Less formally, Bishop and her team had success identifying and solving specific business needs via cross-functional technology working groups (TWG). Informally known as "twigs," these ad hoc groups, typically of seven or eight people, must include at least one IT staffer and one business counterpart, often a subject-matter expert rather than an executive.
The most important rule for TWGs is that IT can't lead the charge — the need has to come from the business side, which is one easy way to ensure that IT is working on projects that will truly benefit the business. "User buy-in and understanding are already there," Bishop says, "and the documented recommendations produced by the TWG usually provide a clear road map for IT to follow, so we can quickly be able to provide the solution."

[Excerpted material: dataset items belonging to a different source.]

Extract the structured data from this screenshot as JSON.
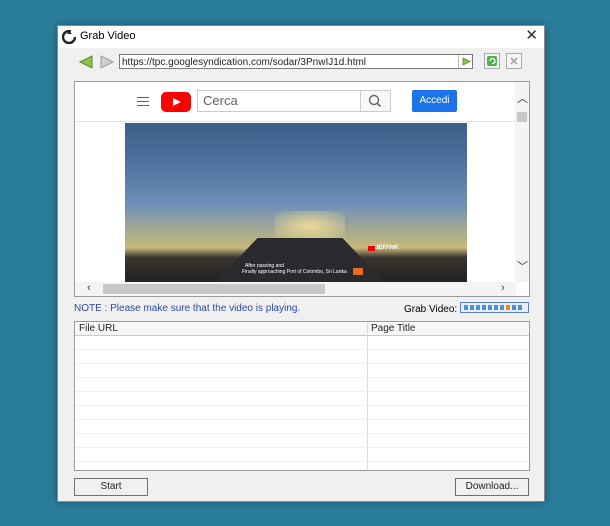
{
  "window": {
    "title": "Grab Video"
  },
  "toolbar": {
    "url": "https://tpc.googlesyndication.com/sodar/3PnwIJ1d.html"
  },
  "youtube": {
    "search_placeholder": "Cerca",
    "signin_label": "Accedi"
  },
  "video": {
    "caption_line1": "After passing                    and",
    "caption_line2": "Finally approaching Port of Colombo, Sri Lanka",
    "brand": "JEFFHK"
  },
  "status": {
    "note": "NOTE : Please make sure that the video is playing.",
    "grab_label": "Grab Video:"
  },
  "table": {
    "columns": [
      "File URL",
      "Page Title"
    ]
  },
  "buttons": {
    "start": "Start",
    "download": "Download..."
  },
  "colors": {
    "desktop": "#2b7d9c",
    "accent": "#1a73e8",
    "note_text": "#2d4aa8",
    "yt_red": "#ff0000"
  }
}
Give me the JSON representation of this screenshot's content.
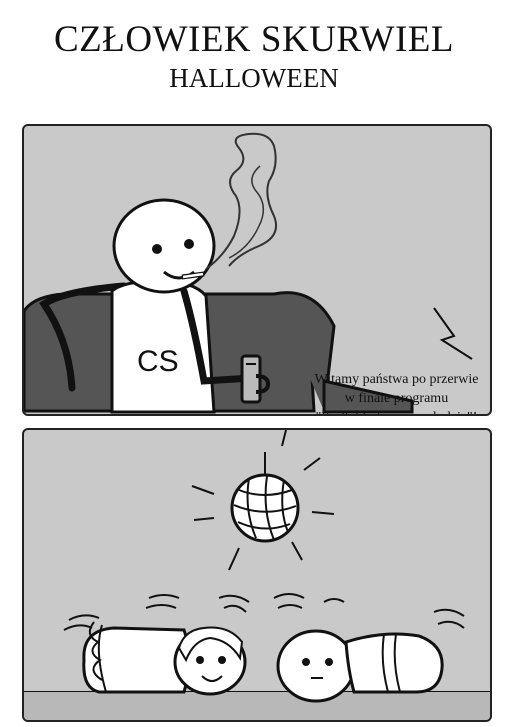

Sometimes a TWG is all that's needed to develop a solution — for example, making the case for a software upgrade or enabling cloud-based storage. Other times, a TWG's work becomes the basis for a more formal project, as when the school began the 18-month process of choosing and rolling out a new customer relationship management system.
It's not lost on Bishop that the success of both the TWGs and the Learning Technologies Group hinges on getting the right people in the room together, early and often — an approach she plans to embrace as she grows her new company.
"My philosophy has been to actively promote collaboration and to partner very closely with business users," Bishop says. "That way, we hear about the new ideas very early, at the inception stage."